- District location in Songkhla province
- Coordinates: 7°8′6″N 100°16′24″E﻿ / ﻿7.13500°N 100.27333°E
- Country: Thailand
- Province: Songkhla
- Seat: Kamphaeng Phet
- Subdistricts: 5
- Mubans: 63

Area
- • Total: 591.8 km^{2} (228.5 sq mi)

Population (2014)
- • Total: 73,744
- • Density: 114.8/km^{2} (297/sq mi)
- Time zone: UTC+7 (ICT)
- Postal code: 90180
- Geocode: 9009

= Rattaphum district =

Rattaphum (รัตภูมิ, /th/) is a district (amphoe) of Songkhla province, southern Thailand.

==Geography==
Neighboring districts are (from the east clockwise): Khuan Niang, Bang Klam, and Hat Yai of Songkhla Province; Khuan Kalong of Satun province; and Pa Bon of Phatthalung province.

==History==
The district was renamed from Kamphaeng Phet to Rattaphum in 1939.

== Administration ==

=== Central administration ===
Rattaphum is divided into five sub-districts (tambons), which are further subdivided into 63 administrative villages (mubans).
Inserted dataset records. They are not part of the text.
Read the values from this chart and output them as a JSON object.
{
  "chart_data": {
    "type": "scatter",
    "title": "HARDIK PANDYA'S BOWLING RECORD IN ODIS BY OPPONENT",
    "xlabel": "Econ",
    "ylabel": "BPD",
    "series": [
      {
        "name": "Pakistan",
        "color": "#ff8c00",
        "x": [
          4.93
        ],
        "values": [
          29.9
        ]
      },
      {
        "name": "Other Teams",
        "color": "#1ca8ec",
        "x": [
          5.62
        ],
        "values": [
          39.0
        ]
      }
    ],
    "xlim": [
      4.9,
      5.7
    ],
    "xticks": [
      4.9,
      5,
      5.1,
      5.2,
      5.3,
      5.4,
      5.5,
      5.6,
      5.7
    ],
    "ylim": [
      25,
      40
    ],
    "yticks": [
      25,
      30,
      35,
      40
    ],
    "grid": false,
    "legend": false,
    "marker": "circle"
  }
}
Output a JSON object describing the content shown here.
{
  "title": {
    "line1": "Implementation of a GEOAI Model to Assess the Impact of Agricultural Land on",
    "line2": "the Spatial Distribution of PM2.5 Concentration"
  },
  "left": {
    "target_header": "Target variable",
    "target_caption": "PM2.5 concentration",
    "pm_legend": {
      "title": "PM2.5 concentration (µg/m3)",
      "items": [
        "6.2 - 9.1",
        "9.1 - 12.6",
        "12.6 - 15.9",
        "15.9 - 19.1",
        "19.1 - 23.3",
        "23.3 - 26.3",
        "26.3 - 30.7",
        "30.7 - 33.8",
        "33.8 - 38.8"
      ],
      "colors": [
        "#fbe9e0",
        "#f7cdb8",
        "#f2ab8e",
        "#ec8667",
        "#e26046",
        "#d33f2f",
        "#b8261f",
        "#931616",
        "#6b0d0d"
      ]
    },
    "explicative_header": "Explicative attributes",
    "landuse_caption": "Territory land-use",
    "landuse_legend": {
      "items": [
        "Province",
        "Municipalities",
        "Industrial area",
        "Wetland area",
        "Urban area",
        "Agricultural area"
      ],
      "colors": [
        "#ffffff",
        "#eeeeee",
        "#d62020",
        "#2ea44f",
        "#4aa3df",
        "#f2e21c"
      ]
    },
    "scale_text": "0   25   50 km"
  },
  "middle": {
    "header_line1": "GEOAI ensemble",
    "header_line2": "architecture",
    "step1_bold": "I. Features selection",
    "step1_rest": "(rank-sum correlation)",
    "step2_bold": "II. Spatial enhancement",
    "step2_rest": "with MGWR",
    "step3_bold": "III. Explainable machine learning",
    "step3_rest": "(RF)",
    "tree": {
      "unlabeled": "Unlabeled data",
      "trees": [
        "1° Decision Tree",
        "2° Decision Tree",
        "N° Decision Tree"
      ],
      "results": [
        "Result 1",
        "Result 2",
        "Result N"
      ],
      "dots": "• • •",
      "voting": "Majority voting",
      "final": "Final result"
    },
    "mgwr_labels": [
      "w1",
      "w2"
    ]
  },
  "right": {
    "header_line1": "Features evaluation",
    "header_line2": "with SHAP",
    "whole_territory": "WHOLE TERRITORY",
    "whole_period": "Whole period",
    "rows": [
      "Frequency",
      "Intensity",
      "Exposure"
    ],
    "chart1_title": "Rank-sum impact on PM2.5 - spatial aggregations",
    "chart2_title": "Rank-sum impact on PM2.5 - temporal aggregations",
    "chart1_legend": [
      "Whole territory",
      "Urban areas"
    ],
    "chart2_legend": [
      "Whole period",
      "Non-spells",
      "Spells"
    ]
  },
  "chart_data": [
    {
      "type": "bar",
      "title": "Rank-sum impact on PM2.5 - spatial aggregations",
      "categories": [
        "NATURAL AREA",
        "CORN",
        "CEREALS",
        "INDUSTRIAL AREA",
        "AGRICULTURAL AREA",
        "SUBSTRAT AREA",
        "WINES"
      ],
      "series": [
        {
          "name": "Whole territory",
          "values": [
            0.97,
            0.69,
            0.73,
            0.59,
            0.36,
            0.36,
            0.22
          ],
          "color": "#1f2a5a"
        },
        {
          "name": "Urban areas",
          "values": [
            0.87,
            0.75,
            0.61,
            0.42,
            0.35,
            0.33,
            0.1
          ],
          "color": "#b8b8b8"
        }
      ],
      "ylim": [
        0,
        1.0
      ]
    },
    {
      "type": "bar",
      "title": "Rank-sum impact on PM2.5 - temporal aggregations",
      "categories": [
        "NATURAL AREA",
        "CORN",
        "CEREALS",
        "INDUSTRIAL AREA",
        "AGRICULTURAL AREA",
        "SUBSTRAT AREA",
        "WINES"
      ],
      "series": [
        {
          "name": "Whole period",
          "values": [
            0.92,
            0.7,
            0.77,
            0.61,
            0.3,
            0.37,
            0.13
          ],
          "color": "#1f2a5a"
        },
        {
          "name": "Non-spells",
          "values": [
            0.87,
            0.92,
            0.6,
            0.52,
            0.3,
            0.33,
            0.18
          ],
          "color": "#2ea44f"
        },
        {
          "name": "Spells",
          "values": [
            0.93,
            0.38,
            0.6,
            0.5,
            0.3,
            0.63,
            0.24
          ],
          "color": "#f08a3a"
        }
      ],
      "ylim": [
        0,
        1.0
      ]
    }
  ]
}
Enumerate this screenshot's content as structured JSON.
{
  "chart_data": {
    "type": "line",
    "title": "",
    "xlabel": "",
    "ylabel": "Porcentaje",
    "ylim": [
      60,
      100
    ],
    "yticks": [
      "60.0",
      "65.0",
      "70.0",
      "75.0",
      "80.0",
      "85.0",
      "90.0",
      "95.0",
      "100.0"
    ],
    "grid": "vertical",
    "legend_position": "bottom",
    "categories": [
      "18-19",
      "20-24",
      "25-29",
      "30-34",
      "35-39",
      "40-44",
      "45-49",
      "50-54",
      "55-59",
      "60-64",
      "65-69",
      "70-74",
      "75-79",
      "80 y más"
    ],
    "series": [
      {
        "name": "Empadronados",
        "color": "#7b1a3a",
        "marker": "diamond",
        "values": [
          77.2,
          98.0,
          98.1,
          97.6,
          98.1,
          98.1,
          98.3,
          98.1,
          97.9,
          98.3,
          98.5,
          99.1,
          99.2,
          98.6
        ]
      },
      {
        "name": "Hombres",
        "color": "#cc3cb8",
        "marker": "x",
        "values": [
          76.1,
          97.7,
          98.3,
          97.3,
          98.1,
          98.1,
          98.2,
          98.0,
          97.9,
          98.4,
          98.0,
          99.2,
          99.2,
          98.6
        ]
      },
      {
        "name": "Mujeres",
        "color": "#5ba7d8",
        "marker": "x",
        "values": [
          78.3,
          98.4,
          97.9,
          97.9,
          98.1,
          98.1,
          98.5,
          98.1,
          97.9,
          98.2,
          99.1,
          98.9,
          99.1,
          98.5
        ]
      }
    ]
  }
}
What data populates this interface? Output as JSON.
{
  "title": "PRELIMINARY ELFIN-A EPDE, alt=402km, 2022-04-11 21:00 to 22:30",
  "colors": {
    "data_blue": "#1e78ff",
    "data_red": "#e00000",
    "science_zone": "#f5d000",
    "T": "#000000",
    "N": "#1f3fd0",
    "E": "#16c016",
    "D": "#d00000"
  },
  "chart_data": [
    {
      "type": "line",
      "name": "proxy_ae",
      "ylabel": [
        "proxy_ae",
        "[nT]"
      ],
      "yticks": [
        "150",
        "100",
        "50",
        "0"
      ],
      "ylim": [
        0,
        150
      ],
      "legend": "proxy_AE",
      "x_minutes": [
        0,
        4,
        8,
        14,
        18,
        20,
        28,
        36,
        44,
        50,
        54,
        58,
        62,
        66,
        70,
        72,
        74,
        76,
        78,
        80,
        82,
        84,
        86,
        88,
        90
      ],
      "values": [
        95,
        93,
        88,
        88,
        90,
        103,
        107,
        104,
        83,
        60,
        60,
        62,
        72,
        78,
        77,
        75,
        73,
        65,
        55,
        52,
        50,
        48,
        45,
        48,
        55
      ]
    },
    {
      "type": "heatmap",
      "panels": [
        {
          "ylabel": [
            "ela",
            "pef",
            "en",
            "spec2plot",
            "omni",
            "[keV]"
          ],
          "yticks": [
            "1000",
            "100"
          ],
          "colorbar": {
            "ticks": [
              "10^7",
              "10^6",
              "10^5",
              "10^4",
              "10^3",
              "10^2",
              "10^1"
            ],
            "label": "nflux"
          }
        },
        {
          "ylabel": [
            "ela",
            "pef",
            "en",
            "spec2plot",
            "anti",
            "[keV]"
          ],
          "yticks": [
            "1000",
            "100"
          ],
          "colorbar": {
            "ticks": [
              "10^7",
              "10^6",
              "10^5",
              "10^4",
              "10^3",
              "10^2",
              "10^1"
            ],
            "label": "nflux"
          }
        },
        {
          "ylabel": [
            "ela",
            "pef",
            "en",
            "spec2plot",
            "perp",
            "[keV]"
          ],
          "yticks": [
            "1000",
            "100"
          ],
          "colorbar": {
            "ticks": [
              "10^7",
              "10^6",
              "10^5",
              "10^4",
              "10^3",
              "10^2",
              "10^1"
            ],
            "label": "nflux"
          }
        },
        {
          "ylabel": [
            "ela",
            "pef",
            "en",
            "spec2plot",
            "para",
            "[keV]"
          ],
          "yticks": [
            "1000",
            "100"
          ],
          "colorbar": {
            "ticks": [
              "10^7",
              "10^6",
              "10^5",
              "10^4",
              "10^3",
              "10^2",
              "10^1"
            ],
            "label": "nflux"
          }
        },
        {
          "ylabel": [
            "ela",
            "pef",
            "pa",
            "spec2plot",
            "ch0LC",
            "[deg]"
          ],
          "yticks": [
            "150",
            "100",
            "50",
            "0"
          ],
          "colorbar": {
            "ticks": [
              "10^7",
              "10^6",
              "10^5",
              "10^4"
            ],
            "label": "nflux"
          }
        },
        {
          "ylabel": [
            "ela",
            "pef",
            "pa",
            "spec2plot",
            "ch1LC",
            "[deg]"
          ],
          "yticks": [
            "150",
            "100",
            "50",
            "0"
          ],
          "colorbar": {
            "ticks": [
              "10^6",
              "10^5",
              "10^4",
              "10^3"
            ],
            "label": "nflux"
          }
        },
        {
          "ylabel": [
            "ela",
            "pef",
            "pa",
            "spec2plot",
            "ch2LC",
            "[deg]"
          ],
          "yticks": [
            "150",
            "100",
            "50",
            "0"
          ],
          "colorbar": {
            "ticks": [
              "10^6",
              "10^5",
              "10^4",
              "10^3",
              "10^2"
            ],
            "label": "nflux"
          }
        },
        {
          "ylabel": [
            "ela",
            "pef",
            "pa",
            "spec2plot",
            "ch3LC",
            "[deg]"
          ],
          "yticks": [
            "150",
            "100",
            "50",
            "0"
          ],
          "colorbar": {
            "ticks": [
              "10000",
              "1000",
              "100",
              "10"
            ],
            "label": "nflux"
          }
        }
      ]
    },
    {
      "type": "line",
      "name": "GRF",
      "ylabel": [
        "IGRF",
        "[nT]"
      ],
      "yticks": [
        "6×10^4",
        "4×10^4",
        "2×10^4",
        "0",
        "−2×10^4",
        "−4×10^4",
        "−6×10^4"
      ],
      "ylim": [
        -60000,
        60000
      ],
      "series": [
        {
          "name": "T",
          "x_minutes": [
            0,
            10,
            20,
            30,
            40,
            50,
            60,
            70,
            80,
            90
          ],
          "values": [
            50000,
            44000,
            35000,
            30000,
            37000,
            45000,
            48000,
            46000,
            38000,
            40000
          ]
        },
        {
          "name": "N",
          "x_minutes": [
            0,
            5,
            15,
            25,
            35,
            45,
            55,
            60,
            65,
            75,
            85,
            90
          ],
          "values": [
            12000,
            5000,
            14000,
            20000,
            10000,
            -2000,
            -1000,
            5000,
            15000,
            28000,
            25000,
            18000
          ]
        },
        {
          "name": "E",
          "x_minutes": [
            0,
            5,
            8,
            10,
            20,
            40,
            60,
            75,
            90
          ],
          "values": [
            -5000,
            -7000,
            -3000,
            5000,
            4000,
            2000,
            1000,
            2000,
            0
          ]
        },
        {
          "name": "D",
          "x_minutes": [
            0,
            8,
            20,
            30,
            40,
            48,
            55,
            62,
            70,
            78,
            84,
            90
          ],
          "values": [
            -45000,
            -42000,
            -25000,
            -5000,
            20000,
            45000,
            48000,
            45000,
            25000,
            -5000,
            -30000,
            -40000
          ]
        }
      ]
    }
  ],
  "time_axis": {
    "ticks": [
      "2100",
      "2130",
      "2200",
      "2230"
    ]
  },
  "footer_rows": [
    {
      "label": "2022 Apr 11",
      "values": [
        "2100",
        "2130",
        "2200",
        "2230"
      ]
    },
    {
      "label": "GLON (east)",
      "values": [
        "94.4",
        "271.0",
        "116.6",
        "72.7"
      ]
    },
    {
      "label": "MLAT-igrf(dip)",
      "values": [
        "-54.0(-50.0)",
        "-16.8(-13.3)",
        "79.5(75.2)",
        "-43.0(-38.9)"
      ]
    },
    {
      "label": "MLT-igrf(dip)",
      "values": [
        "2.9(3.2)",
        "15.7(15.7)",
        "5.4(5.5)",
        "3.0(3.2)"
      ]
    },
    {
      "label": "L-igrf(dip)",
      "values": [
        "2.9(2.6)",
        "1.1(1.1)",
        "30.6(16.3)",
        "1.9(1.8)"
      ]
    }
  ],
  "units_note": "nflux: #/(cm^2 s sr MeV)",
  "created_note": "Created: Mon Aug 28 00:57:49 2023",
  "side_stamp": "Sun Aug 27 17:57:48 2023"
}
| No. | Name | Thai | Villages | Pop. |
|---|---|---|---|---|
| 01. | Kamphaeng Phet | กำแพงเพชร | 13 | 21,302 |
| 02. | Tha Chamuang | ท่าชะมวง | 15 | 17,674 |
| 03. | Khuha Tai | คูหาใต้ | 14 | 11,923 |
| 04. | Khuan Ru | ควนรู | 09 | 06,041 |
| 09. | Khao Phra | เขาพระ | 12 | 16,804 |

Missing numbers are tambon which now form Khuan Niang District.

=== Local administration ===
There is one town (Thesaban Mueang) in the district:
- Kamphaeng Phet (Thai: เทศบาลเมืองกำแพงเพชร) consisting of parts of sub-district Kamphaeng Phet.

There are three sub-district municipalities (thesaban tambon) in the district:
- Kamphaeng Phet (Thai: เทศบาลตำบลกำแพงเพชร) consisting of parts of sub-district Kamphaeng Phet.
- Na Si Thong (Thai: เทศบาลตำบลนาสีทอง) consisting of parts of sub-district Khao Phra.
- Khuha Tai (Thai: เทศบาลตำบลคูหาใต้) consisting of sub-district Khuha Tai.

There are three sub-district administrative organizations (SAO) in the district:
- Tha Chamuang (Thai: องค์การบริหารส่วนตำบลท่าชะมวง) consisting of sub-district Tha Chamuang.
- Khuan Ru (Thai: องค์การบริหารส่วนตำบลควนรู) consisting of sub-district Khuan Ru.
- Khao Phra (Thai: องค์การบริหารส่วนตำบลเขาพระ) consisting of parts of sub-district Khao Phra.